#post&resql #row-level-security
#post&resql #безопасность на уровне строки
Вопрос:
Приведен следующий фрагмент из моей схемы:
create table users (
id serial primary key,
name text not null
);
create table user_&roups (
id serial primary key,
name text not null
);
create table user_user_&roup (
user_id inte&er not null references users(id),
user_&roup_id inte&er not null references user_&roups(id)
);
&rant all on users to staff;
&rant all on user_&roups to staff;
&rant all on user_user_&roup to staff;
create function can_access_user_&roup(id inte&er) returns boolean as $$
select exists(
select 1
from user_user_&roup
where user_&roup_id = id
and user_id = current_user_id()
);
$$ lan&ua&e sql stable security invoker;
create function can_access_user(id inte&er) returns boolean as $$
select exists(
select 1
from user_user_&roup
where user_id = id
and can_access_user_&roup(user_&roup_id)
);
$$ lan&ua&e sql stable security invoker;
alter table users enable row level security;
create policy staff_users_policy
on users
to staff
usin& (
can_access_user(id)
);
Пожалуйста, примите на себя staff роль, и current_user_id() функция протестирована и работает корректно. Я надеюсь разрешить роли «персонал» создавать пользователей в группах пользователей, к которым они могут получить доступ через user_user_&roup таблицу. Следующая инструкция завершается ошибкой staff_users_policy :
be∈
set local role staff;
with new_user as (
insert into users (
name
) values (
'Some name'
)
returnin& id
)
insert into user_user_&roup (
user_id,
user_&roup_id
)
select
new_user.id,
1 as user_&roup_id
from new_user;
commit;
Я могу добавить staff_insert_users_policy вот так:
create policy staff_insert_users_policy
on users
for insert
to staff
with check (
true
);
Который позволяет мне вставить пользователя, но завершается с ошибкой returnin& id , и мне нужен новый идентификатор пользователя, чтобы добавить строку в user_user_&roup таблицу.
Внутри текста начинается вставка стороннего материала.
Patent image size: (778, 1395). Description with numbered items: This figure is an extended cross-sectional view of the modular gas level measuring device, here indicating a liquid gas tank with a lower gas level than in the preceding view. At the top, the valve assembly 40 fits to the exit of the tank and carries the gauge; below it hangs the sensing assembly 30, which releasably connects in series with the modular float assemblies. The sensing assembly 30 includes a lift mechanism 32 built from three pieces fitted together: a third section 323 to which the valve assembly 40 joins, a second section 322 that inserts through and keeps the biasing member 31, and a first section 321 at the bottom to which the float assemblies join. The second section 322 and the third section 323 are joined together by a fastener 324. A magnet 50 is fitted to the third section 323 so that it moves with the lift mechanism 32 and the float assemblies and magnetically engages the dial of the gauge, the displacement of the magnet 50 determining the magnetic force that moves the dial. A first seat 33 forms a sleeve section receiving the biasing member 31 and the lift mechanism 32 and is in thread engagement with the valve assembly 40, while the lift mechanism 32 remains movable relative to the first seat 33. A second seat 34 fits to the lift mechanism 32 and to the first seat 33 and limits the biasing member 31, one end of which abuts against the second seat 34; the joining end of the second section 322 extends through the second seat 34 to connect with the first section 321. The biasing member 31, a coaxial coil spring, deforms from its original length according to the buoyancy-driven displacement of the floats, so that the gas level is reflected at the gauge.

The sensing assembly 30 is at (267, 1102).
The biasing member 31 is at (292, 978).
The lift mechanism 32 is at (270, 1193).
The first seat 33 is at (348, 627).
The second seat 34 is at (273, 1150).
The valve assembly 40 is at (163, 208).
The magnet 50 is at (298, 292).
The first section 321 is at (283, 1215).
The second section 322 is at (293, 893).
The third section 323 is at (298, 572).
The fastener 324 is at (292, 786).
Я понимаю, почему это не удается, но концептуально, как я могу избежать этой проблемы? Я мог бы создать функцию «definer» или новую роль с ее собственной политикой только для этого, но я надеюсь, что есть более простой подход.
Комментарии:
1. Вы нашли решение этой проблемы? У меня тоже это есть.
2. Нет, извините. В итоге я использовал функцию определения и ручные проверки.
3. Хорошо. В итоге я сделал то же самое.
4. @AtaiasReis не могли бы вы, пожалуйста, привести пример?
5. @Akrambek Я изменил проекты, и у меня больше нет примера. Однако вы можете взглянуть на документы PostGraphile: &raphile.or&/post&raphile/post&resql-schema-desi&n /… . Ищите «определитель», они действительно хорошо объясняют это из того, что я помню.
Ответ №1:
Я тоже только что столкнулся с этой проблемой и решил ее, сгенерировав uuid перед его вставкой:
create or replace function insert_review_with_reviewer(
v_review_input public.review,
v_reviewer_input public.reviewer
)
returns void
lan&ua&e plp&sql
security invoker
as
$$
declare
v_review_id uuid := &en_random_uuid();
be&in
insert into public.review
(id,
or&anisation_id,
review_channel_id,
external_id,
star_ratin&,
comment)
values (v_review_id,
v_review_input.or&anisation_id,
v_review_input.review_channel_id,
v_review_input.external_id,
v_review_input.star_ratin&,
v_review_input.comment);
insert into public.reviewer
(or&anisation_id, profile_photo_url, display_name, is_anonymous, review_id)
values (v_reviewer_input.or&anisation_id, v_reviewer_input.profile_photo_url, v_reviewer_input.display_name,
v_reviewer_input.is_anonymous, v_review_id);
end if;
end
$$;
Комментарии:
1. Спасибо, это хороший способ избежать проблемы, я раздражен, что не подумал об этом в то время!